One more thought. With the tabu search already in place for regression, it wouldn´t be too hard to explore some nonlinear models. You could create temp variables that are products of the original variables, then let the tabu search add or delete these as well. Do you think such an approach would have any merit in this case?
Andrew
@Anonymous I would also like to see how this does compared to the more standard methods. It will take a little effort to implement in this example, though, because these variable selection techniques are not implemented for GAMs (as far as I know). http://www.statmethods.net/stats/regression.html has a nice summary of different methods available for linear models. You are right that the whole point of using a TS is that it will be better than the other methods, so it would be good to have validation. Maybe I could do a comparison for linear models…

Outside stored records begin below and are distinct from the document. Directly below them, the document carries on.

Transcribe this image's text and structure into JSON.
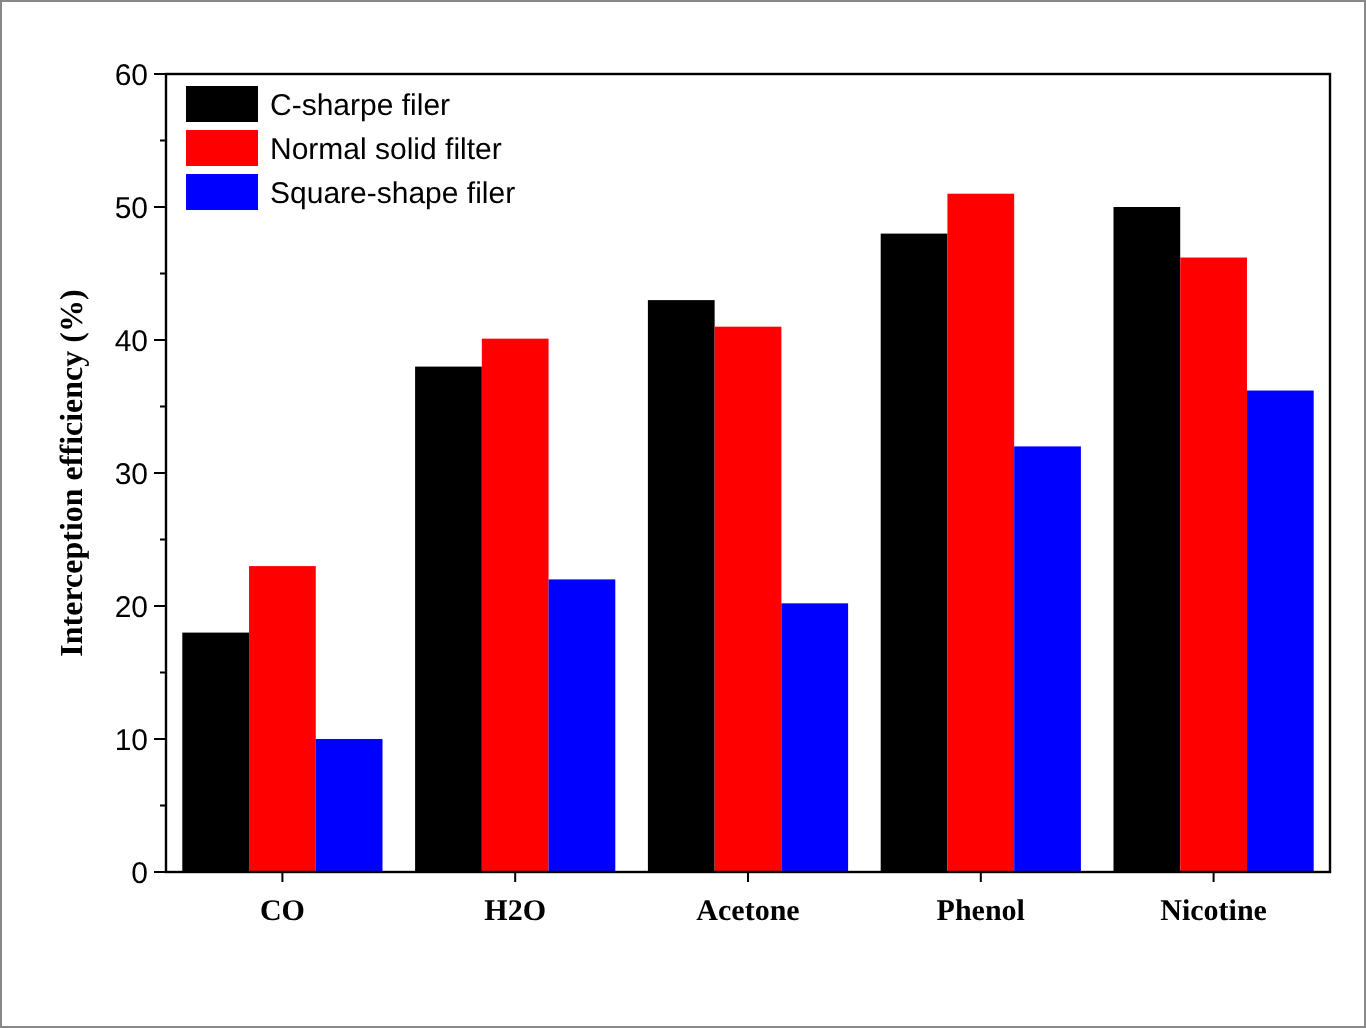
{
  "chart_data": {
    "type": "bar",
    "ylabel": "Interception efficiency  (%)",
    "categories": [
      "CO",
      "H2O",
      "Acetone",
      "Phenol",
      "Nicotine"
    ],
    "series": [
      {
        "name": "C-sharpe filer",
        "color": "#000000",
        "values": [
          18,
          38,
          43,
          48,
          50
        ]
      },
      {
        "name": "Normal solid filter",
        "color": "#ff0000",
        "values": [
          23,
          40.1,
          41,
          51,
          46.2
        ]
      },
      {
        "name": "Square-shape filer",
        "color": "#0000ff",
        "values": [
          10,
          22,
          20.2,
          32,
          36.2
        ]
      }
    ],
    "ylim": [
      0,
      60
    ],
    "yticks": [
      0,
      {
        "value": 5,
        "label": null
      },
      10,
      {
        "value": 15,
        "label": null
      },
      20,
      {
        "value": 25,
        "label": null
      },
      30,
      {
        "value": 35,
        "label": null
      },
      40,
      {
        "value": 45,
        "label": null
      },
      50,
      {
        "value": 55,
        "label": null
      },
      60
    ],
    "grid": false,
    "legend": "top left"
  }
}
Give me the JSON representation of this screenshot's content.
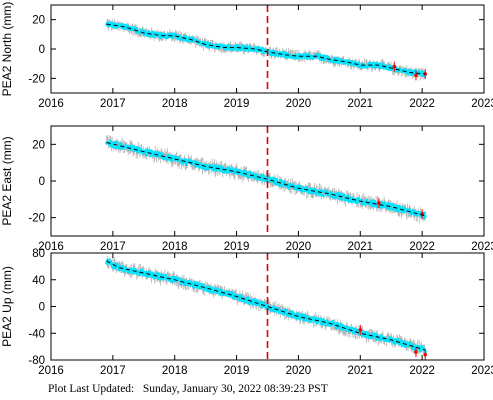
{
  "footer": {
    "label": "Plot Last Updated:",
    "timestamp": "Sunday, January 30, 2022 08:39:23 PST"
  },
  "colors": {
    "data_points": "#00e5ff",
    "error_bars": "#b4b4b4",
    "trend_line": "#000000",
    "recent_points": "#ff0000",
    "event_marker": "#e00000"
  },
  "chart_data": [
    {
      "type": "scatter",
      "ylabel": "PEA2 North (mm)",
      "xlabel": "",
      "xlim": [
        2016,
        2023
      ],
      "ylim": [
        -30,
        30
      ],
      "xticks": [
        2016,
        2017,
        2018,
        2019,
        2020,
        2021,
        2022,
        2023
      ],
      "yticks": [
        -20,
        0,
        20
      ],
      "event_x": 2019.5,
      "grid": false,
      "trend": {
        "x": [
          2016.9,
          2017.2,
          2017.5,
          2017.8,
          2018.0,
          2018.3,
          2018.5,
          2018.8,
          2019.0,
          2019.3,
          2019.5,
          2019.8,
          2020.0,
          2020.3,
          2020.5,
          2020.8,
          2021.0,
          2021.3,
          2021.5,
          2021.8,
          2022.05
        ],
        "y": [
          17,
          15,
          11,
          9,
          9,
          6,
          3,
          1,
          1,
          0,
          -2,
          -4,
          -5,
          -5,
          -7,
          -9,
          -11,
          -11,
          -13,
          -16,
          -17
        ]
      },
      "recent": {
        "x": [
          2021.55,
          2021.9,
          2022.05
        ],
        "y": [
          -12,
          -18,
          -17
        ]
      }
    },
    {
      "type": "scatter",
      "ylabel": "PEA2 East (mm)",
      "xlabel": "",
      "xlim": [
        2016,
        2023
      ],
      "ylim": [
        -30,
        30
      ],
      "xticks": [
        2016,
        2017,
        2018,
        2019,
        2020,
        2021,
        2022,
        2023
      ],
      "yticks": [
        -20,
        0,
        20
      ],
      "event_x": 2019.5,
      "grid": false,
      "trend": {
        "x": [
          2016.9,
          2017.5,
          2018.0,
          2018.5,
          2019.0,
          2019.5,
          2020.0,
          2020.5,
          2021.0,
          2021.5,
          2022.05
        ],
        "y": [
          21,
          16,
          12,
          8,
          5,
          1,
          -4,
          -7,
          -11,
          -14,
          -19
        ]
      },
      "recent": {
        "x": [
          2021.3,
          2022.0
        ],
        "y": [
          -12,
          -18
        ]
      }
    },
    {
      "type": "scatter",
      "ylabel": "PEA2 Up (mm)",
      "xlabel": "",
      "xlim": [
        2016,
        2023
      ],
      "ylim": [
        -80,
        80
      ],
      "xticks": [
        2016,
        2017,
        2018,
        2019,
        2020,
        2021,
        2022,
        2023
      ],
      "yticks": [
        -80,
        -40,
        0,
        40,
        80
      ],
      "event_x": 2019.5,
      "grid": false,
      "trend": {
        "x": [
          2016.9,
          2017.1,
          2017.5,
          2018.0,
          2018.5,
          2019.0,
          2019.5,
          2020.0,
          2020.5,
          2021.0,
          2021.5,
          2022.05
        ],
        "y": [
          68,
          58,
          50,
          40,
          28,
          15,
          0,
          -15,
          -25,
          -40,
          -50,
          -65
        ]
      },
      "recent": {
        "x": [
          2021.0,
          2021.9,
          2022.05
        ],
        "y": [
          -35,
          -68,
          -72
        ]
      }
    }
  ]
}
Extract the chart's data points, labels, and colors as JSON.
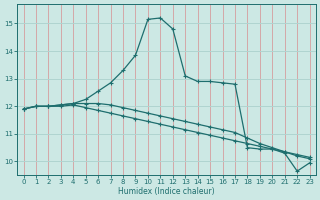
{
  "xlabel": "Humidex (Indice chaleur)",
  "xlim": [
    -0.5,
    23.5
  ],
  "ylim": [
    9.5,
    15.7
  ],
  "yticks": [
    10,
    11,
    12,
    13,
    14,
    15
  ],
  "xticks": [
    0,
    1,
    2,
    3,
    4,
    5,
    6,
    7,
    8,
    9,
    10,
    11,
    12,
    13,
    14,
    15,
    16,
    17,
    18,
    19,
    20,
    21,
    22,
    23
  ],
  "bg_color": "#cce8e4",
  "hgrid_color": "#b0d4d0",
  "vgrid_color": "#d4a8a8",
  "line_color": "#1e6e6e",
  "line1_x": [
    0,
    1,
    2,
    3,
    4,
    5,
    6,
    7,
    8,
    9,
    10,
    11,
    12,
    13,
    14,
    15,
    16,
    17,
    18,
    19,
    20,
    21,
    22,
    23
  ],
  "line1_y": [
    11.9,
    12.0,
    12.0,
    12.05,
    12.1,
    12.25,
    12.55,
    12.85,
    13.3,
    13.85,
    15.15,
    15.2,
    14.8,
    13.1,
    12.9,
    12.9,
    12.85,
    12.8,
    10.5,
    10.45,
    10.45,
    10.3,
    9.65,
    9.95
  ],
  "line2_x": [
    0,
    1,
    2,
    3,
    4,
    5,
    6,
    7,
    8,
    9,
    10,
    11,
    12,
    13,
    14,
    15,
    16,
    17,
    18,
    19,
    20,
    21,
    22,
    23
  ],
  "line2_y": [
    11.9,
    12.0,
    12.0,
    12.05,
    12.1,
    12.1,
    12.1,
    12.05,
    11.95,
    11.85,
    11.75,
    11.65,
    11.55,
    11.45,
    11.35,
    11.25,
    11.15,
    11.05,
    10.85,
    10.65,
    10.5,
    10.35,
    10.2,
    10.1
  ],
  "line3_x": [
    0,
    1,
    2,
    3,
    4,
    5,
    6,
    7,
    8,
    9,
    10,
    11,
    12,
    13,
    14,
    15,
    16,
    17,
    18,
    19,
    20,
    21,
    22,
    23
  ],
  "line3_y": [
    11.9,
    12.0,
    12.0,
    12.0,
    12.05,
    11.95,
    11.85,
    11.75,
    11.65,
    11.55,
    11.45,
    11.35,
    11.25,
    11.15,
    11.05,
    10.95,
    10.85,
    10.75,
    10.65,
    10.55,
    10.45,
    10.35,
    10.25,
    10.15
  ]
}
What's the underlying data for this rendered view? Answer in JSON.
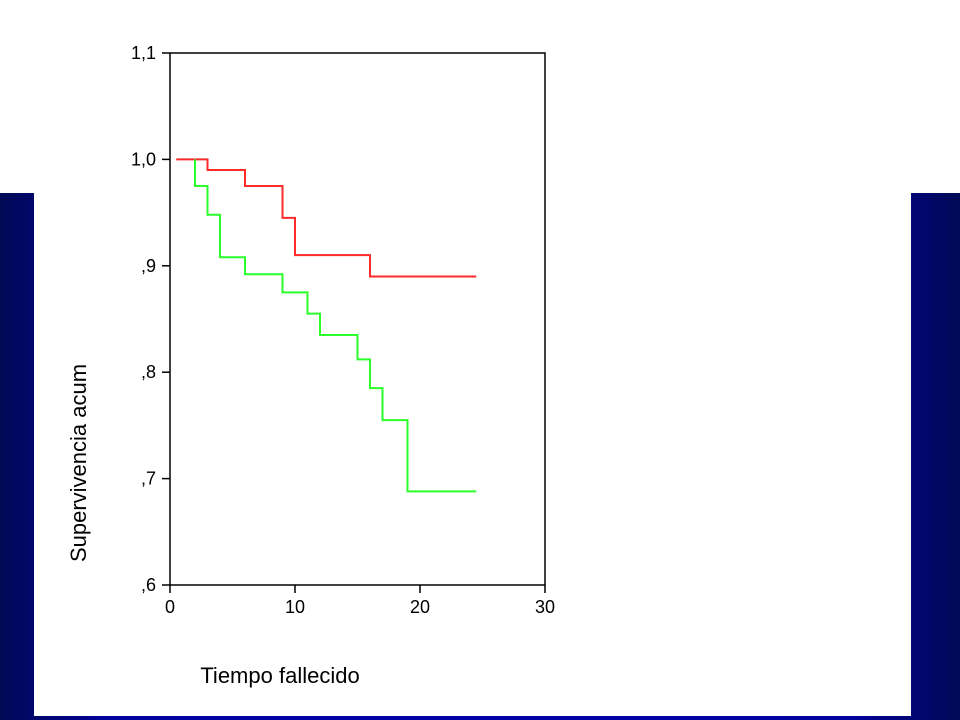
{
  "chart_data": {
    "type": "line",
    "step": true,
    "xlabel": "Tiempo fallecido",
    "ylabel": "Supervivencia acum",
    "xlim": [
      0,
      30
    ],
    "ylim": [
      0.6,
      1.1
    ],
    "x_ticks": [
      0,
      10,
      20,
      30
    ],
    "x_tick_labels": [
      "0",
      "10",
      "20",
      "30"
    ],
    "y_ticks": [
      0.6,
      0.7,
      0.8,
      0.9,
      1.0,
      1.1
    ],
    "y_tick_labels": [
      ",6",
      ",7",
      ",8",
      ",9",
      "1,0",
      "1,1"
    ],
    "grid": false,
    "series": [
      {
        "color": "#ff2a2a",
        "x": [
          0.5,
          3,
          6,
          9,
          10,
          16,
          24.5
        ],
        "y": [
          1.0,
          0.99,
          0.975,
          0.945,
          0.91,
          0.89,
          0.89
        ]
      },
      {
        "color": "#2aff2a",
        "x": [
          2,
          2,
          3,
          4,
          6,
          9,
          11,
          12,
          15,
          16,
          17,
          19,
          24.5
        ],
        "y": [
          1.0,
          0.975,
          0.948,
          0.908,
          0.892,
          0.875,
          0.855,
          0.835,
          0.812,
          0.785,
          0.755,
          0.688,
          0.688
        ]
      }
    ]
  }
}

I described the meat of the TS algorithm in the post. If you want more info, I found this reference informative http://www.math.ntua.gr/~fouskakis/Publications/4.pdf
Andrew
@anspiess That is probably a good idea. But one reason to use Tabu Search is that it will speed up the time to find the best model. Running it many times will defeat this purpose. Running time for the parameters used was long already because GAMs take longer to train than LMs (~ 9 mins). In terms of better understanding TS, your idea would be useful. For what its worth, I ran it again with a different CV split and the chosen model was the same except it added s(ZN) and removed s(PTRATIO).
anspiess
Might it be feasible to sample training and test set a few hundred times to see how stable variable selection is?
Anonymous
I wonder how this method is better than using F test, t test or information criterion? did you compare tabusearch to other methods (for linear models)? maybe it its faster than standard methods? I would be grateful for answers:) if it its possible maybe you can describe this algorithm more closely.